Wednesday, September 17, 2014

They're All Dead



The Trail of Tears by Robert Lindneux
My alma mater opened the 2014 NCAA football season with a six point loss to the #1 ranked team and defending National Champions.  Rebuilding with young players and picked to lose handily, the boys in orange and black played solid defense and consistent offense only to miss the upset by less than a possession. 
Involving a David & Goliath-esk, near-triumphant underdog feel, it’s a story worth reading about…particularly if you’re a middle of the nation, sick of the overrated coastal teams, football fan.  And what did the nation reading about this near upset of the decade?   A sign created by a handful of short-sighted college kids’ on ESPN’s GameDay backdrop.
The sign, in the spirit of high school, college and NFL fans, taunted the opposing team with a mascot inspired reference.  Nothing new about that, I remember paying a quarter (50 cents during Homecoming) in grade school for spirit ribbons with phrases like ‘Whip the Whippets’, ‘Pound the Panthers’ and (this one might make the news today) ‘Scalp the Redskins’.  But the sign used a rather shameful episode in our Nation’s past to make the point, the Trail of Tears.
I have no problem recognizing the inappropriateness of the sign, but I do take issue with the idea that any particular ethnic group should be especially offended.
We inherit a lot of things from ancestors, looks, health, intelligence, physicality, but we don’t bear their encumbrances, nor suffer their abuses.  Be proud from where you come but don’t allow victimization to be generational. 
Jumping to the side of those whose ancestors suffered a great injustice and encouraging them to pick up that burden creates an emotional weight that hinders a joyful and successful life.  Energy spent on brooding is lost.  It’s energy that won’t be used in a positive way, won’t forward a person’s situation and won’t make this Nation a better place.
Perhaps the greater problem is the promotion of prejudice.  Owning and defending ancestral persecution and victimization encourages groups to remain segregated, disregard commonalities among all men and preserve a bias and suspicion toward others.  It arouses separation and bigotry.
Our country was founded on the ideal that all men are created equal.  There’ve certainly been hiccups…and projectile vomiting…on the philosophy, but concentrating on those events and encouraging victims’ descendants to wallow serves no constructive purpose.  Like a marriage devastated by infidelity, reliving the event instead of moving on serves only to insure the institution’s demise.
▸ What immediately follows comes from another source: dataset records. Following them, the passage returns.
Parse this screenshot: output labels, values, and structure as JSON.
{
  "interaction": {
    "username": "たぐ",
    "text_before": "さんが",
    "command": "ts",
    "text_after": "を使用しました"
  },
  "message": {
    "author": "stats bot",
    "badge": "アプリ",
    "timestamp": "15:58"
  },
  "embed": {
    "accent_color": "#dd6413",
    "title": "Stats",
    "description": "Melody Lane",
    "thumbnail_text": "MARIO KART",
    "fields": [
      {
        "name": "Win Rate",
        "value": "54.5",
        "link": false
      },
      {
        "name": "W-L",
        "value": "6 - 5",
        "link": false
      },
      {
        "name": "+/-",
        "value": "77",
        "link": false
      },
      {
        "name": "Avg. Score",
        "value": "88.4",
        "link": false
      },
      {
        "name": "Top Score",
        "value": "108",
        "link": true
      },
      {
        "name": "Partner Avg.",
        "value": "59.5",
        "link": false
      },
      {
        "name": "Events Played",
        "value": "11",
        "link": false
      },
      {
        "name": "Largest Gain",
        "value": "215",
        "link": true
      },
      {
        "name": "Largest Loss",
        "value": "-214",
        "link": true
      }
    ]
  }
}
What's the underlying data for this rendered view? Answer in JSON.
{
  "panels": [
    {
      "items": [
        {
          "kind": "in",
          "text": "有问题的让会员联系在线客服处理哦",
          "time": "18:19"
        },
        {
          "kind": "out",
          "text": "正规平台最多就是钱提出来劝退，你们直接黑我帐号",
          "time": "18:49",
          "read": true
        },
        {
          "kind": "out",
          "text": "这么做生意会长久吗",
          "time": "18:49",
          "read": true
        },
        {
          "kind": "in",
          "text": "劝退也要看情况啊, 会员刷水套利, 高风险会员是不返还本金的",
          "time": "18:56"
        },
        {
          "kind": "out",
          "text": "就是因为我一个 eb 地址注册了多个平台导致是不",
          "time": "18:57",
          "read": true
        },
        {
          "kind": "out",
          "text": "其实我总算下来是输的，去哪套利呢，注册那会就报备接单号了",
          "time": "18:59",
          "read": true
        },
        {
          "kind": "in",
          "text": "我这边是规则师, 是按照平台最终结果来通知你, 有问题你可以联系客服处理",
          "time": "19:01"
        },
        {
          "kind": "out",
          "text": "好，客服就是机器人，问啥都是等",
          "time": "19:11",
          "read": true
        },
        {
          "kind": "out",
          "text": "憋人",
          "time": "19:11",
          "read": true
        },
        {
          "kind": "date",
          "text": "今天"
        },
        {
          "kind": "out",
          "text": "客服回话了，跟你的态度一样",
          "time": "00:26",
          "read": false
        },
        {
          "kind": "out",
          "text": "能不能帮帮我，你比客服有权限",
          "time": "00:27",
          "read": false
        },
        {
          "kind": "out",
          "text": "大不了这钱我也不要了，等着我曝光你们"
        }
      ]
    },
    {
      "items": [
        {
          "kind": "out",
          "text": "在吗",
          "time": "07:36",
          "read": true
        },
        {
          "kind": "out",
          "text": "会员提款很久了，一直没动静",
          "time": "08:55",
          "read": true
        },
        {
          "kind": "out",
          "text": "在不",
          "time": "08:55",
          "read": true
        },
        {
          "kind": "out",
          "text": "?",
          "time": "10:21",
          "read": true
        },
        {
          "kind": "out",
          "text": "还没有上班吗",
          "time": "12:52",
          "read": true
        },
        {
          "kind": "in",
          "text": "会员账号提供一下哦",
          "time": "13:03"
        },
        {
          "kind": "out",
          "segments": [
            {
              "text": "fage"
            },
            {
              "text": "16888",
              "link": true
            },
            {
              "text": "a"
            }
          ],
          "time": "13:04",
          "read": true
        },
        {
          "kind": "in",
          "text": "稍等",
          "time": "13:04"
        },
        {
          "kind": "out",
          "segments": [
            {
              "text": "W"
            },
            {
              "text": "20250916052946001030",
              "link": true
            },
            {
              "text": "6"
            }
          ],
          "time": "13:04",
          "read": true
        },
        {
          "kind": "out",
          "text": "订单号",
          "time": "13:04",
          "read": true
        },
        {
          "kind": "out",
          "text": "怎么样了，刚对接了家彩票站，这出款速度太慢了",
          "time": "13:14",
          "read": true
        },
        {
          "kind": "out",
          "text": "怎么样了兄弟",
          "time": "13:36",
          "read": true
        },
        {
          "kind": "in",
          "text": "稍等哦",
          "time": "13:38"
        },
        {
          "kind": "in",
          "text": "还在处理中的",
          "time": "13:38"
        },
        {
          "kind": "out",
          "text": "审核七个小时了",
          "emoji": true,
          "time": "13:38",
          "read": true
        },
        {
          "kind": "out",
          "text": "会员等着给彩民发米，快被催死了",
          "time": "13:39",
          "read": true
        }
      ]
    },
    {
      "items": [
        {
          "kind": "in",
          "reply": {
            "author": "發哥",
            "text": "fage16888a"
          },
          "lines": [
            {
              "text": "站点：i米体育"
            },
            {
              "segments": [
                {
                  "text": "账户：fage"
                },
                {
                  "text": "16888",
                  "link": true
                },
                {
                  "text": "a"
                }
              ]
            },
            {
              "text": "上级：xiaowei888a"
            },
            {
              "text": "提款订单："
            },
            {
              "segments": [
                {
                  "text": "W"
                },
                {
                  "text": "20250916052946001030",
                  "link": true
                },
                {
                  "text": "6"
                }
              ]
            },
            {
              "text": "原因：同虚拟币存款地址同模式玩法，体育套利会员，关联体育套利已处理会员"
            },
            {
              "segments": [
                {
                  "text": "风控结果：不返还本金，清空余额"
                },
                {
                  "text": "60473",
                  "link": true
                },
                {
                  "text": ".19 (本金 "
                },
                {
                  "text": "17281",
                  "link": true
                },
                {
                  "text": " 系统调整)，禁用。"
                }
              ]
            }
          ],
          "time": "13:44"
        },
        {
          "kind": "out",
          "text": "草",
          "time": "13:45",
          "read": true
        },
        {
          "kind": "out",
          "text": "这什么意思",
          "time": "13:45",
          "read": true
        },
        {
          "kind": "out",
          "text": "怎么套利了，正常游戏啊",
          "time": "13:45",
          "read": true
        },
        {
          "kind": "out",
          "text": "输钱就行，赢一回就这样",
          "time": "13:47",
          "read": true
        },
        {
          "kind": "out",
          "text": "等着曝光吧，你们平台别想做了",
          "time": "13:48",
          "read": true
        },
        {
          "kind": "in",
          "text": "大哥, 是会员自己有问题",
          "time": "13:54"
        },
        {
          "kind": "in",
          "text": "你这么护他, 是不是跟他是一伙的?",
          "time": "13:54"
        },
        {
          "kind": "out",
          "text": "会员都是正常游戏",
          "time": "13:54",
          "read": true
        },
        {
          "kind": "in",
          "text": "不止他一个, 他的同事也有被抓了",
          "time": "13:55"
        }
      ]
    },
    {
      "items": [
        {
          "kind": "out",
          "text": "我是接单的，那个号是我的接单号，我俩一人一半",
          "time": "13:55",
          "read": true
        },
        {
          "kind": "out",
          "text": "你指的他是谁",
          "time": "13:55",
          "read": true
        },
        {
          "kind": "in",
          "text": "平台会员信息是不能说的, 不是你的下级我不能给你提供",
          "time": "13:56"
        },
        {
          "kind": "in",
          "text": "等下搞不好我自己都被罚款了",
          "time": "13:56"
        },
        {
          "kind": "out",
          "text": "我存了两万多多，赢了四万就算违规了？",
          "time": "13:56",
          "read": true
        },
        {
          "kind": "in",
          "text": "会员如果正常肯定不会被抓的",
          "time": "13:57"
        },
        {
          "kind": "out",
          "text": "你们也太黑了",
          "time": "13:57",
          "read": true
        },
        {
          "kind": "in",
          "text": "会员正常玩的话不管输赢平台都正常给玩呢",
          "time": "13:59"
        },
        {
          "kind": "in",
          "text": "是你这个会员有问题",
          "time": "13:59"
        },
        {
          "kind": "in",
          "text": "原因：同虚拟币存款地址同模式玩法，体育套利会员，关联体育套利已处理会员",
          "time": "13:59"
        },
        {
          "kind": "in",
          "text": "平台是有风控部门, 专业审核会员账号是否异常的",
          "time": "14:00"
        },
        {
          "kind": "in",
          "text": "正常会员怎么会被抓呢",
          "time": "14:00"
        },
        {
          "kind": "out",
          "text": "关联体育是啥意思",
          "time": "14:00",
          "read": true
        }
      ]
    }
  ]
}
Short sighted college kids made a sign referring back to a dark episode in our Nation’s past, an episode that affects no one living today without their own consent, an episode that we, as a country, have suffered through, grown from and become better for having overcome.  The sign isn’t a slight on any person or group (except the college team it was intended to antagonize) and should offend no group that doesn’t choose, of their own free will, to be offended.
At the end of the day people are people no matter their skin color, genetic makeup or geographic origin.  Misplaced shame and offense won’t change the actions and oppressions of their ancestors, nor will it encourage respect, understanding or harmony among others.   Like many people in my part of the world, I share genetics with individuals on both sides of the Trail of Tears, but I harbor no resentment or shame because those guilty, they’re all dead.